The water roared above him and into his lungs, forcing the breath from him. His panic rose as the current slammed him into a jagged rock. Pain shot through his midriff. He gasped when his face found air for a moment. The water snatched him away from blessed air. He gasped again, but water flooded his mouth. His lungs burned from lack of breath.

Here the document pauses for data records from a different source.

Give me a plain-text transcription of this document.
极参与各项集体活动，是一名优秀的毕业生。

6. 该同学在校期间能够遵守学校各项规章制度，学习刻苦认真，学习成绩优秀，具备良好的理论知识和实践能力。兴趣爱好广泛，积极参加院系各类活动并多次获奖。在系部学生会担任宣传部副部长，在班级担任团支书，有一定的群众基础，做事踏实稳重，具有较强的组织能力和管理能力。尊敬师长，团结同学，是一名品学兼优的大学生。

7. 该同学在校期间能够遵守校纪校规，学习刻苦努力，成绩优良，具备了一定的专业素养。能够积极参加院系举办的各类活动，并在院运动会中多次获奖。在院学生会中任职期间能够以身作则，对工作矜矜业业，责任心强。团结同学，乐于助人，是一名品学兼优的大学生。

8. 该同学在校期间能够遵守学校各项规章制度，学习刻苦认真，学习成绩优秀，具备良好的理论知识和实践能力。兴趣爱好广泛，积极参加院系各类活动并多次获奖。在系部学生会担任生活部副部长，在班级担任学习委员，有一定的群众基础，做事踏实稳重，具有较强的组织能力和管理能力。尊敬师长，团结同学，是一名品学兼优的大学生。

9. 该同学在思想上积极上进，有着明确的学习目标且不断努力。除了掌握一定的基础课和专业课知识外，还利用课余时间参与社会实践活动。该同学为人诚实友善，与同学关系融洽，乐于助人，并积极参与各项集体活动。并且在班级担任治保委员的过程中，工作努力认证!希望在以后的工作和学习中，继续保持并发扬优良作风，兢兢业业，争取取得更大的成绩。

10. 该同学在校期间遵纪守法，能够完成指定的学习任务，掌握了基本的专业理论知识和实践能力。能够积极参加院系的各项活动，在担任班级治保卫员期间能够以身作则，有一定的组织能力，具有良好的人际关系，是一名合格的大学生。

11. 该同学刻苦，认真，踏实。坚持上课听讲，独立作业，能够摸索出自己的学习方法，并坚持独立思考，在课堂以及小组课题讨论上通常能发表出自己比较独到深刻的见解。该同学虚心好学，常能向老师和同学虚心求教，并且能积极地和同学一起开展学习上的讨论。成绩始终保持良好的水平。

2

The handline cut deep into his wrist, digging through his soaked skin. He clawed at it as the water swept him downriver, but it remained tight. The raging current and the power of the large fish pulled him with surprising ease. The salmon wriggled through two more bends in the bank as Fingin’s sight dimmed. Gray surrounded him, and he faded.
A wrench to his arms signaled the huge salmon tearing through the net. Fingin scrabbled back to the surface. He rasped a huge breath, drawing sweet, fresh air into his lungs. He continued to drift down the river, the destroyed net trailing behind him.
With a set jaw and an angry step, Fingin retrieved the shredded remains of his net and slogged back to the shore.
He pulled the now useless net to the banks, squelching through the river mud and reeds to dry land. He wrapped it into a ball and considered throwing it back into the river—a just reward for the betrayal it caused.
With a deep sigh, Fingin tucked the awkward, sopping bundle under his arm and walked upriver. The net hadn’t been at fault. A salmon that size had no business being this far up An Ruirthech. He lived leagues away from the sea, and only the smaller salmon made it this far past the weirs and the rapids.
The hike to his small hut didn’t take too long, despite his adventure in the river. The river wound through the countryside, but walking overland got him there much more directly.
He didn’t live in high style. The rough hut wouldn’t last more than a winter or two. He never bothered with the hard work anything more permanent would require. Not anymore.
Not after the last time.
His current home stood next to a large open area in the woods, nestled within a tight bend of the river. A small beach allowed easy access to the water, and a large, flat rock lay next to the hut. This rock allowed Fingin to spread out his net when it needed repairs, like today. It also made a great place to clean his catch.
Fingin lived a simple life, but he liked it simple. He craved human companionship, but daren’t seek it out. He spoke to birds and squirrels, but they only spoke of sweet, simple things. They had no deep philosophies.
From his net-repairing rock, he glanced up to watch the river as it meandered, wiggling his hands to keep them from aching. He bent back to his task with industry, determined to fix at least half the damage while the light of the day remained strong. Occasionally, he’d glance up at a sound or to stretch his back.
It must have been a cursed fish, or maybe some faerie conjuration. Regardless, his net had no chance against such a thing. Still, he jerked the strands with frustration as he repaired the net out on the big stone.
He rose to go into his hut and retrieved his supply of thin rope. He’d need to make more. Although the ball of rope seemed hefty, repairs on this scale would use most of it up.
When Fingin sat again, he let out a deep sigh. He’d forgotten to stoke the fire. It remained banked from the morning, and if he didn’t start it now, the night would fall before he had time to cook his meal.
He stood again, peering at the river. A large log swung lazily along with the current, with something round and furry in the middle. Fingin squinted to make out the object between the glints of the setting sun.
The object lifted its head, and Fingin recognized it to be a scraggly wolfhound, soaked and scrambling to stay on the branch.
Without a thought, Fingin rushed to the far end of the river bend, to cut off the path of the log. He scurried down to the small beach and dove into the water, swimming with powerful strokes to reach the log before it floated away. He almost got a handhold before it spun away.